Saxagliptin reduced glycated hemoglobin (HbA1c), fasting plasma glucose (FPG), and postprandial glucose (PPG) in Asian patients with type 2 diabetes mellitus (T2DM). To understand the physiology of this effect, indices of α- and β-cell function were measured in a subpopulation of Chinese patients following a noodle mixed-meal tolerance test.
Data from Chinese patients were pooled from two phase 3, 24-week studies of saxagliptin 5mg/d as monotherapy in drug-naive patients and as add-on to metformin in patients inadequately controlled with metformin alone. The end points for β- and α-cell function were change from baseline in C-peptide, insulin, and glucagon areas under the curve from 0 to 180 min (AUC0-180), insulinogenic index, and insulin sensitivity from Matsuda index after a mixed meal. Also glycemic variables, HbA1c, FPG, and PPG (AUC0-180), and homeostasis model assessment (HOMA) 2β were measured.

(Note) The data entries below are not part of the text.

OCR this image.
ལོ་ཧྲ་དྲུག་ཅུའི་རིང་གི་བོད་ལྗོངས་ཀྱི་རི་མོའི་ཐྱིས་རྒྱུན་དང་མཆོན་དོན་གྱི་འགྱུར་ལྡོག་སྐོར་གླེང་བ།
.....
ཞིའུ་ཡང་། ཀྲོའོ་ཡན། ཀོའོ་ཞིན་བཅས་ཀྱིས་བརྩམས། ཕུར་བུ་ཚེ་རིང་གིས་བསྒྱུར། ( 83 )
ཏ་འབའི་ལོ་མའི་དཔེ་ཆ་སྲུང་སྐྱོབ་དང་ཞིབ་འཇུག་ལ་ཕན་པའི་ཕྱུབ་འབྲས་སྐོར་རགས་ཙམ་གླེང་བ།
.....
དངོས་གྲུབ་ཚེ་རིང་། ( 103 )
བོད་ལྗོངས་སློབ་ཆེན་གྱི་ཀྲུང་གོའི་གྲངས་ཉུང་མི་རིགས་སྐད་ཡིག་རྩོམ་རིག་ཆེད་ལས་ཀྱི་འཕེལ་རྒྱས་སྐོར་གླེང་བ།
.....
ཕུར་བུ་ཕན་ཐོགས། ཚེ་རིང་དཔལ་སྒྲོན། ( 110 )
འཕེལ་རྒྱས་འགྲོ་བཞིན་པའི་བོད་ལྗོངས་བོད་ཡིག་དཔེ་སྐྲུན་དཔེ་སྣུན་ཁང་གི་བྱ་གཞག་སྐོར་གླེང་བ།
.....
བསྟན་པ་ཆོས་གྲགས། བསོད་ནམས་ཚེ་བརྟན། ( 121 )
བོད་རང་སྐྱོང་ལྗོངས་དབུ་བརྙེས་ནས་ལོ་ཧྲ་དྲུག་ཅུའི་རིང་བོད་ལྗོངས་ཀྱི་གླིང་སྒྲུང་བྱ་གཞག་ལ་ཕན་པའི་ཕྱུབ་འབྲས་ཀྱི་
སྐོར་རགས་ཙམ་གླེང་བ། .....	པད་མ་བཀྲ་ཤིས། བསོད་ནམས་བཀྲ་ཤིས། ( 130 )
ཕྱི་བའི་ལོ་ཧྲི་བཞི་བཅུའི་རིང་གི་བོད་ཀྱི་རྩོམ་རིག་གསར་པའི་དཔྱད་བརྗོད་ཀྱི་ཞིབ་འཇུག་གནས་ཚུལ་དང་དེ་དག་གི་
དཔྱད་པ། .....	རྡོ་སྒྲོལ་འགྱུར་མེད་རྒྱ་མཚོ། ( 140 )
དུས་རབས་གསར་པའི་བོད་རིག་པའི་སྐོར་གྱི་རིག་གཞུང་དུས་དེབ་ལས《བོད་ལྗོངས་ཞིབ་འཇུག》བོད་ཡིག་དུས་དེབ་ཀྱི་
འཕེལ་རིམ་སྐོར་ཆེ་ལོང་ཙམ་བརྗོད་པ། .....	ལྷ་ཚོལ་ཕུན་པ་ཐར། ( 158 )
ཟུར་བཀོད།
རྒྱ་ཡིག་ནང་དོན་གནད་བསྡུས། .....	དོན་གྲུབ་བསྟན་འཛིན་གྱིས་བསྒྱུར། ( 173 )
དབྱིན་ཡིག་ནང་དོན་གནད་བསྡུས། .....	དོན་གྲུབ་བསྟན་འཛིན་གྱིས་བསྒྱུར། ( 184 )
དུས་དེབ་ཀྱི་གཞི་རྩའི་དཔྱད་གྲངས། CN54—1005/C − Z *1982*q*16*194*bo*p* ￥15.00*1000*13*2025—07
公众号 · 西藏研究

At 24 weeks, greater improvements in adjusted mean change from baseline HbA1c (difference vs placebo [95% CI], -0.33% [-0.50%, -0.17%], [-4 (-5.5, -1.9) mmol/mol], P<0.0001), FPG (-0.41 [-0.78, -0.03] mmol/L, P=0.03), PPG AUC0-180 (-168 [-245, -91.8] mmol min/L, P<0.0001), C-peptide AUC0-180 (19.7 [5.2, 34.2] nmol min/L, P=0.008), insulinogenic index (0.06% [0.02%, 0.09%], P=0.002), and greater suppression of glucagon secretion (glucagon AUC0-180, -322 [-493.6, -150.7] pmol min/L, P=0.0003) were observed with saxagliptin versus placebo.

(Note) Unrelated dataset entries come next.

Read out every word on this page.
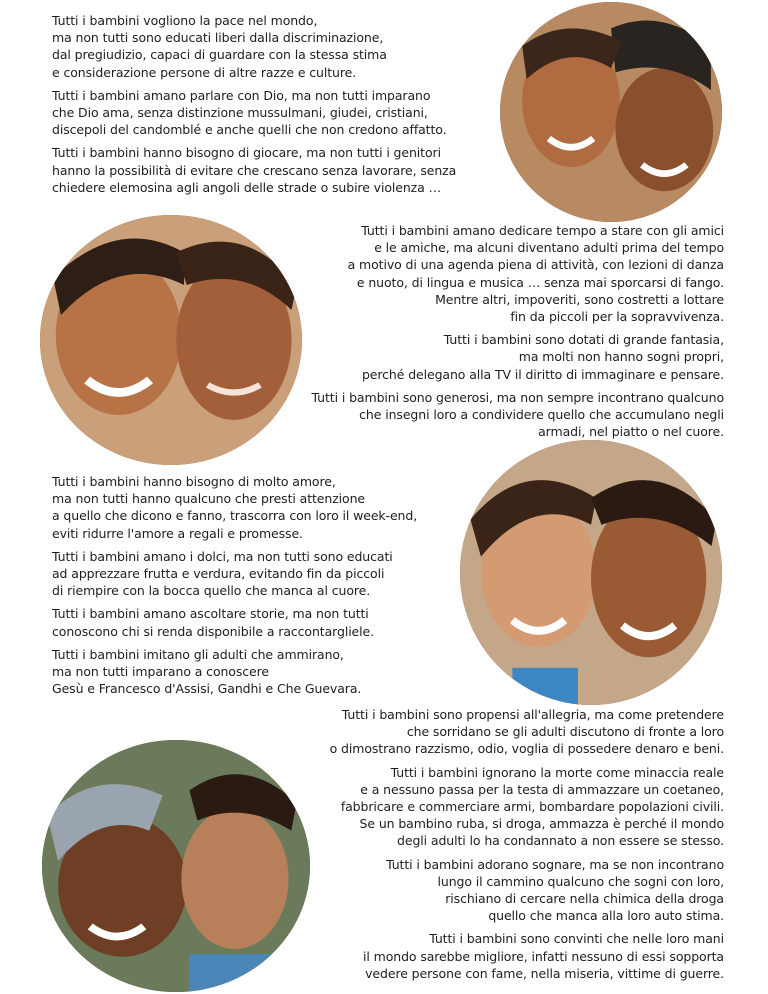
Tutti i bambini vogliono la pace nel mondo,
ma non tutti sono educati liberi dalla discriminazione,
dal pregiudizio, capaci di guardare con la stessa stima
e considerazione persone di altre razze e culture.

Tutti i bambini amano parlare con Dio, ma non tutti imparano
che Dio ama, senza distinzione mussulmani, giudei, cristiani,
discepoli del candomblé e anche quelli che non credono affatto.

Tutti i bambini hanno bisogno di giocare, ma non tutti i genitori
hanno la possibilità di evitare che crescano senza lavorare, senza
chiedere elemosina agli angoli delle strade o subire violenza …

Tutti i bambini amano dedicare tempo a stare con gli amici
e le amiche, ma alcuni diventano adulti prima del tempo
a motivo di una agenda piena di attività, con lezioni di danza
e nuoto, di lingua e musica … senza mai sporcarsi di fango.
Mentre altri, impoveriti, sono costretti a lottare
fin da piccoli per la sopravvivenza.

Tutti i bambini sono dotati di grande fantasia,
ma molti non hanno sogni propri,
perché delegano alla TV il diritto di immaginare e pensare.

Tutti i bambini sono generosi, ma non sempre incontrano qualcuno
che insegni loro a condividere quello che accumulano negli
armadi, nel piatto o nel cuore.

Tutti i bambini hanno bisogno di molto amore,
ma non tutti hanno qualcuno che presti attenzione
a quello che dicono e fanno, trascorra con loro il week-end,
eviti ridurre l'amore a regali e promesse.

Tutti i bambini amano i dolci, ma non tutti sono educati
ad apprezzare frutta e verdura, evitando fin da piccoli
di riempire con la bocca quello che manca al cuore.

Tutti i bambini amano ascoltare storie, ma non tutti
conoscono chi si renda disponibile a raccontargliele.

Tutti i bambini imitano gli adulti che ammirano,
ma non tutti imparano a conoscere
Gesù e Francesco d'Assisi, Gandhi e Che Guevara.

Tutti i bambini sono propensi all'allegria, ma come pretendere
che sorridano se gli adulti discutono di fronte a loro
o dimostrano razzismo, odio, voglia di possedere denaro e beni.

Tutti i bambini ignorano la morte come minaccia reale
e a nessuno passa per la testa di ammazzare un coetaneo,
fabbricare e commerciare armi, bombardare popolazioni civili.
Se un bambino ruba, si droga, ammazza è perché il mondo
degli adulti lo ha condannato a non essere se stesso.

Tutti i bambini adorano sognare, ma se non incontrano
lungo il cammino qualcuno che sogni con loro,
rischiano di cercare nella chimica della droga
quello che manca alla loro auto stima.

Tutti i bambini sono convinti che nelle loro mani
il mondo sarebbe migliore, infatti nessuno di essi sopporta
vedere persone con fame, nella miseria, vittime di guerre.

In Chinese patients with T2DM, saxagliptin as monotherapy or as add-on to metformin improved glycemic control by modulating α- and β-cell function.

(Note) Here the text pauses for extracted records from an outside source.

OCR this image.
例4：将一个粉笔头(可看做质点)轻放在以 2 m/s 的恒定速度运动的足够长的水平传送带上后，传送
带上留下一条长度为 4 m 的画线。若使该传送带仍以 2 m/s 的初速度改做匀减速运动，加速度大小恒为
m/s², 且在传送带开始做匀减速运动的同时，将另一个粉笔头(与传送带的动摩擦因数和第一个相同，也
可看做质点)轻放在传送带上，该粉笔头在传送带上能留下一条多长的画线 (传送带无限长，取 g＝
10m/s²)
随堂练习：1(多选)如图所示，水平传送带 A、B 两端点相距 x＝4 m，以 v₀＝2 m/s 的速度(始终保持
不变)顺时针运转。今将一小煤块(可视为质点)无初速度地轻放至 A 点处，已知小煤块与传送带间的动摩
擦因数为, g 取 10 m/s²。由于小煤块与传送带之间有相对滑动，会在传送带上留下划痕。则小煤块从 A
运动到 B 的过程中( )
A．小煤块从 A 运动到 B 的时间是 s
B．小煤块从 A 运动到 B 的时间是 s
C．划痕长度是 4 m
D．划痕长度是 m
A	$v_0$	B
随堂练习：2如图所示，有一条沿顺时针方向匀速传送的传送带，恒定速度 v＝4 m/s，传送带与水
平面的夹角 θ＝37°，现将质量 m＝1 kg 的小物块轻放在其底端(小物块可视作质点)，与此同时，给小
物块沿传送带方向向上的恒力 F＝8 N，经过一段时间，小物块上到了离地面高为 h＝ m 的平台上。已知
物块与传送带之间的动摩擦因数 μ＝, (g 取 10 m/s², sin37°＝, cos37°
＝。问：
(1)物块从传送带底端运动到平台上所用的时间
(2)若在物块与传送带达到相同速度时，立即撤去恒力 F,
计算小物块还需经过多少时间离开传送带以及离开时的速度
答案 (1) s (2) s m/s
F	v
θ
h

西格列汀可降低亚洲 2 型糖尿病(T2DM)患者的糖化血红蛋白(HbA1c)、空腹血糖(FPG)和餐后血糖(PPG)。为了了解这种作用的生理学机制,我们在一项面条混合餐耐量试验后,对中国患者亚群的胰岛 α-和 β-细胞功能指数进行了测量。
在两项为期 24 周的研究中,我们对新诊断的 T2DM 患者(西格列汀 5mg/d 单药治疗)和二甲双胍治疗血糖控制不佳的患者(西格列汀添加至二甲双胍治疗)进行了药物数据分析汇总。β-和 α-细胞功能的终点为 0 到 180 分钟时 C 肽、胰岛素和胰高血糖素曲线下面积(AUC0-180)、胰岛素原指数和混合餐后基于 Matsuda 指数的胰岛素敏感性的变化。此外,还测量了血糖变量、HbA1c、FPG 和 PPG(AUC0-180)以及稳态模型评估(HOMA)2β。
24 周时,与安慰剂相比,调整后的平均 HbA1c 自基线的变化(差异[95%CI],-0.33%[-0.50%,-0.17%],[-4(-5.5,-1.9)mmol/mol],P<0.0001)、FPG(-0.41[-0.78,-0.03]mmol/L,P=0.03)、PPG AUC0-180(-168[-245,-91.8]mmol·min/L,P<0.0001)、C 肽 AUC0-180(19.7[5.2,34.2]nmol·min/L,P=0.008)、胰岛素原指数(0.06%[0.02%,0.09%],P=0.002)和胰高血糖素分泌抑制率(-322[-493.6,-150.7]pmol·min/L,P=0.0003)均有显著改善。
在中国 T2DM 患者中,西格列汀单药治疗或与二甲双胍联合治疗可通过调节胰岛 α-和 β-细胞功能来改善血糖控制。